Bruce Trojan’s Turning Point – His Artistic Second Act

by Nancy E. McCarthy

Victor artist Bruce Trojan is enjoying a second arts career after his retirement as a music educator in 2005. Trojan, a trumpet player who taught music in the Greece Central School District for 33 rewarding years, has shifted his focus and energy toward the visual arts. The artist is a creative woodworker who produces mixed media pieces. His works combine lathe-turned wood with flat woodwork. Trojan’s most recent creations include bending brass rods or plastic to create curves and imply a sense of motion.

In high school Trojan had equal interest in music and art but his academic schedule only permitted one or the other. Music ultimately won out. He attended college at the prestigious Eastman School of Music where Rochester native Chuck Mangione, the acclaimed trumpeter, flugelhorn player and composer, was a major influence. Trojan played in the Eastman Jazz Ensemble under Mangione’s direction. He also performed some professional dates with Mangione in his orchestra, both as a student and after graduation, including a noteworthy Carnegie Hall concert.

Trojan graduated in 1972 with a Bachelor of Music in Music Education degree. Visual art lay dormant for a couple of decades as he pursued his music career. During his tenure in Greece, Trojan taught all grade levels at various points in time, eventually focusing on middle school students. In the mid-1990s Trojan became interested in woodworking. This casual hobby grew into what is now a passionate vocation.

Early Influences
Trojan was born in Buffalo, New York in 1950. He was raised, along with older sister Gail, in Depew and later Clarence. Gail, a talented artist, was his earliest artistic influence. She taught her brother how to color, and the siblings also sang and danced together. Their parents weren’t arts-focused but Trojan recalls a memorable excursion with their mother to Buffalo’s Albright-Knox Art Gallery to view a Vincent Van Gogh exhibit. Trojan “fell in love” with Van Gogh’s style and it left a lasting impression. He also fell in love with the trumpet thanks to trumpeter Eddie Calvert’s popular 1955 recording of “Cherry Pink and Apple Blossom White.” During his teaching career he fell in love again—this time with local trumpeter and fellow music educator Dina Alexander, whom he married in 1991.

He credits Alexander as an inspiration to him both musically and artistically. The couple recorded a CD together entitled “Celebrate! Music for Two Trumpets and Organ.” His wife also gifted him with several large woodworking tools over the years, including a woodturning lathe. “I think she unleashed a monster!” Trojan jokes. Now essential to his work, he notes that he didn’t even know how to use a lathe when she gave it to him. This large, versatile motorized tool spins a work piece uniformly so the artist can shape wood into a desired form (and is equally handy for sanding, applying finish and buffing).

Perfecting the Art

When Trojan was a hobbyist, his main focus was honing his skills. He also took woodworking classes with modern furniture designer John Dodd and learned different ways to use wood as a medium. Trojan developed his own unique style over time and was inspired by other creative woodworkers. Most of his pieces now would be characterized as decorative or artistic—versus functional items such as bowls or cutting boards. “I truly enjoy the challenges, rewards and risks of being creative,” says Trojan.

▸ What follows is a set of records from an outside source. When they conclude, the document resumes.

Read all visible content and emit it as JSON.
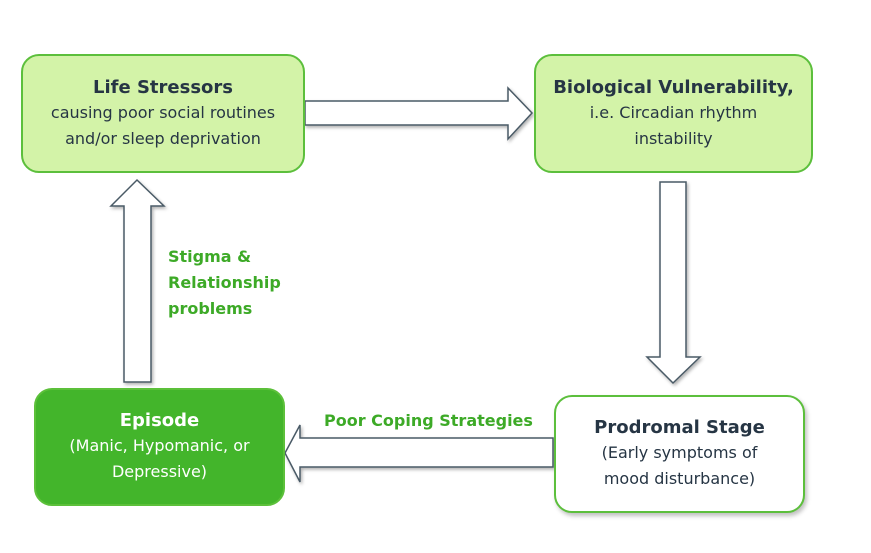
{
  "diagram": {
    "type": "cycle-flow",
    "colors": {
      "light_fill": "#d3f3a8",
      "dark_fill": "#43b52b",
      "border": "#5cbf3c",
      "arrow_stroke": "#4a5a66",
      "label_green": "#3daa27",
      "text": "#263544"
    },
    "nodes": [
      {
        "id": "life-stressors",
        "title": "Life Stressors",
        "lines": [
          "causing poor social routines",
          "and/or sleep deprivation"
        ]
      },
      {
        "id": "biological-vulnerability",
        "title": "Biological Vulnerability,",
        "lines": [
          "i.e. Circadian rhythm",
          "instability"
        ]
      },
      {
        "id": "prodromal-stage",
        "title": "Prodromal Stage",
        "lines": [
          "(Early symptoms of",
          "mood disturbance)"
        ]
      },
      {
        "id": "episode",
        "title": "Episode",
        "lines": [
          "(Manic, Hypomanic, or",
          "Depressive)"
        ]
      }
    ],
    "edges": [
      {
        "from": "life-stressors",
        "to": "biological-vulnerability",
        "label": ""
      },
      {
        "from": "biological-vulnerability",
        "to": "prodromal-stage",
        "label": ""
      },
      {
        "from": "prodromal-stage",
        "to": "episode",
        "label": "Poor Coping Strategies"
      },
      {
        "from": "episode",
        "to": "life-stressors",
        "label_lines": [
          "Stigma &",
          "Relationship",
          "problems"
        ]
      }
    ]
  }
}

It is not surprising that many of his works are musically-themed. Trojan characterizes one of his decorative pieces, a whimsical wall hanging entitled Badda Bubinga, as an “art guitar.” The Picasso-inspired Badda Bubinga, featured in the American Woodturner journal last year, has 65 turned parts created on a lathe, and 13 other components made with traditional woodworking methods. “It was several years ago that I decided to combine the two techniques into my work,” Trojan explains. Part of his design process is to make a base to work from (analogous to a painter’s canvas) and then he creates his “story” by painting it and making embellishment pieces that are either screwed, glued, or inlaid onto the base. Trojan works with many wood species. Bubinga, used for the art guitar, is an exotic wood from Central Africa. His favored local wood is maple, due to its tight grain and pleasing light color.

Trojan’s large basement shop is divided into quadrants: one area for cutting and sizing wood, another for finer shaping and building. A third area houses a compressor and dust collection system, and last: a place for painting and finishing. For inspiration, a poster of jazz legend Miles Davis hangs over his lathe. The famous trumpeter was also a talented painter.

Trojan is an enthusiastic member of the Finger Lakes Woodturners Association (FLWT) which he helped to start up. FLWT, a local chapter club of the American Association of Woodturners (with over 350 chapters worldwide), provides a forum to discuss ideas and share information, techniques and experiences of woodworking members who use a lathe to craft their work. “I owe a lot to many of its members as they mentored and inspired me into becoming a skilled woodturner,” he says.